Peregrinos chegam a Jerusalém, f 86v. Sébastien Mamerot, Les Passages d’Outremer, Fr 5594, BnF |
O historiador muçulmano Ibn al-Athîr construiu no século XIII, por volta de duzentos anos após os fatos, uma narração caricata sobre as razões que impulsionaram a primeira Cruzada.
A narração desprovida de substância histórica, entretanto, serve para mostrar o ódio soez e falso que os islâmicos professavam sempre contra os seguidores de Jesus Cristo.
Elementos materialistas e caricatos desta lenda islâmica aparecem com relativa frequência, mas com véus mais dissimulados em muita literatura pseudo-histórica sobre as Cruzadas.
“A primeira manifestação de poderio e de expansão dos francos à custa dos países muçulmanos deu-se no ano 478 [Nota: pelo calendário islâmico, que corresponde ao ano 1085] com a tomada de Toledo e de outras cidades espanholas. Disso já falamos.
“No ano 484 (1091), eles completaram a conquista da Sicília como narramos; atacaram as costas da África, ocuparam-na em alguns pontos, mas nós as recuperamos depois.
“Mais tarde, eles voltariam para ocupar outros.
“No ano 490 (1097), eles invadiram a Síria, e eis a causa:
“O rei deles, Balduíno, tinha reunido um grande exército franco. Ele era parente de Roger, o Franco, que havia conquistado a Sicília, e mandou lhe avisar que tendo reunido esse grande exército pretendia ir à Sicília, atravessar o mar até a África [refere-se à Tunísia], conquistá-la, e assim se tornar seu vizinho.
“Roger convocou seus companheiros e lhe pediu conselho a esse respeito.
– “Pelo Evangelho, disseram eles, eis uma excelente ideia para nós e para ele: amanhã a África toda será cristã”.
“Então Roger levantou o pé, [omitimos uma torpeza obscena] e disse:
– “Pela minha fé, vós tendes boas ideias com essas palavras! Como?
“Se eles vêm de meu lado eu terei de pagar grandes despesas, equipar navios para transportá-los até África, lhes fornecer reforços tirados dos meus exércitos também.
“E se eles conquistam a África, eles receberão os fornecimentos produzidos na Sicília e eu deixarei de receber o benefício da venda anual das colheitas.
“E se eles não conquistam a África, eles voltarão a meus Estados e eu sofrerei grandes danos.
“Tamîm (o emir maometano da Tunísia) vai dizer que eu violei o tratado, que eu o enganei e assim ficarão prejudicadas as boas relações e o intercâmbio mercantil que existem entre nós desde que eu conquistei a Sicília pela força”.
Sitio de Jerusalém, Sébastien Mamerot, Les Passages d’Outremer, Fr 5594, BnF f 88
“Roger mandou vir o embaixador de Balduíno e lhe disse:
– “Se vós tendes a intenção de fazer guerra santa contra os muçulmanos, seria melhor ir conquistar Jerusalém.

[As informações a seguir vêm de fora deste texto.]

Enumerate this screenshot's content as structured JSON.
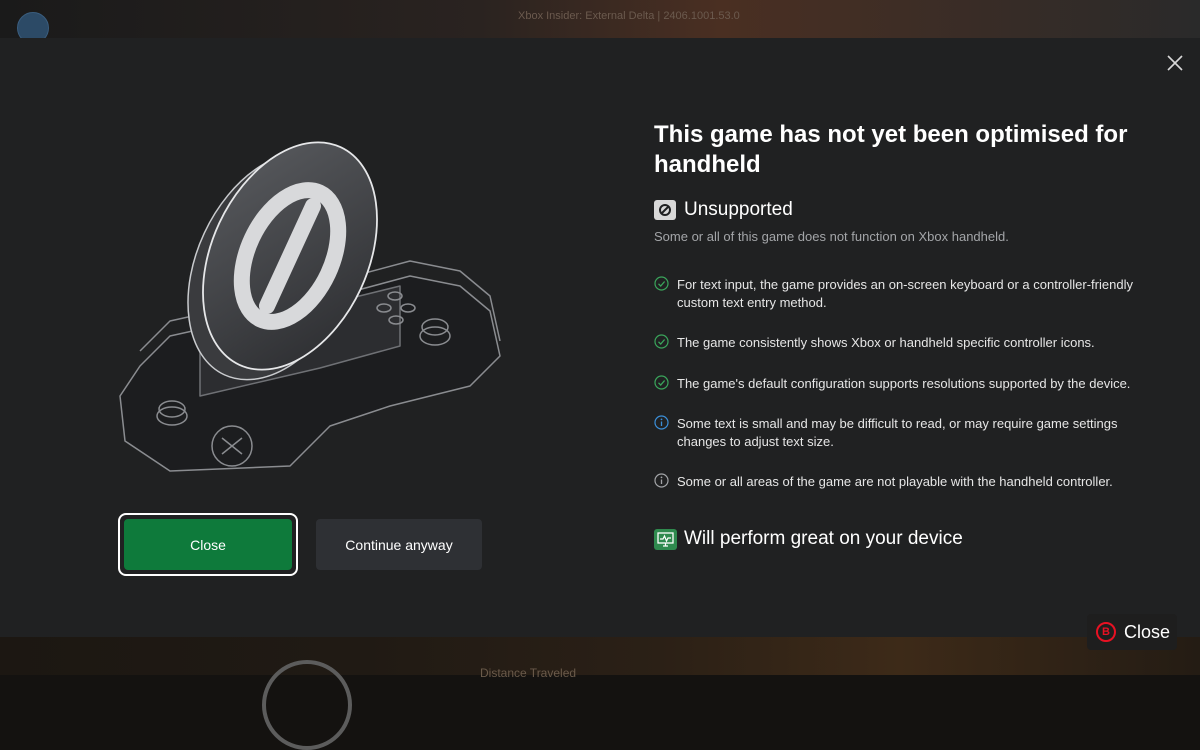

Vós a libertareis de suas mãos, e vós voltareis cobertos de glória. No que se refere à África, nossa palavra e a deles está engajada em tratados”.
“Foi assim que eles iniciaram seus preparativos e se puseram em marcha em direção à Terra Santa.
“Conta-se também que os senhores muçulmanos do Egito, quando viram crescer o poder dos Seljúcidas e assistiram à conquista da Síria por eles, até Gaza, de tal maneira que entre eles e o Egito não ficava mais país que servisse de parapeito, e que Atsîz havia invadido o Egito, ficaram cheios de medo e decidiram pedir aos francos que invadissem a Síria, com o objetivo de se apoderar dela, e se interpor entre os muçulmanos do Egito e seus inimigos seljúcidas.
“Foi assim que os francos se puseram a caminho. (Prossegue a narração da I Cruzada)”.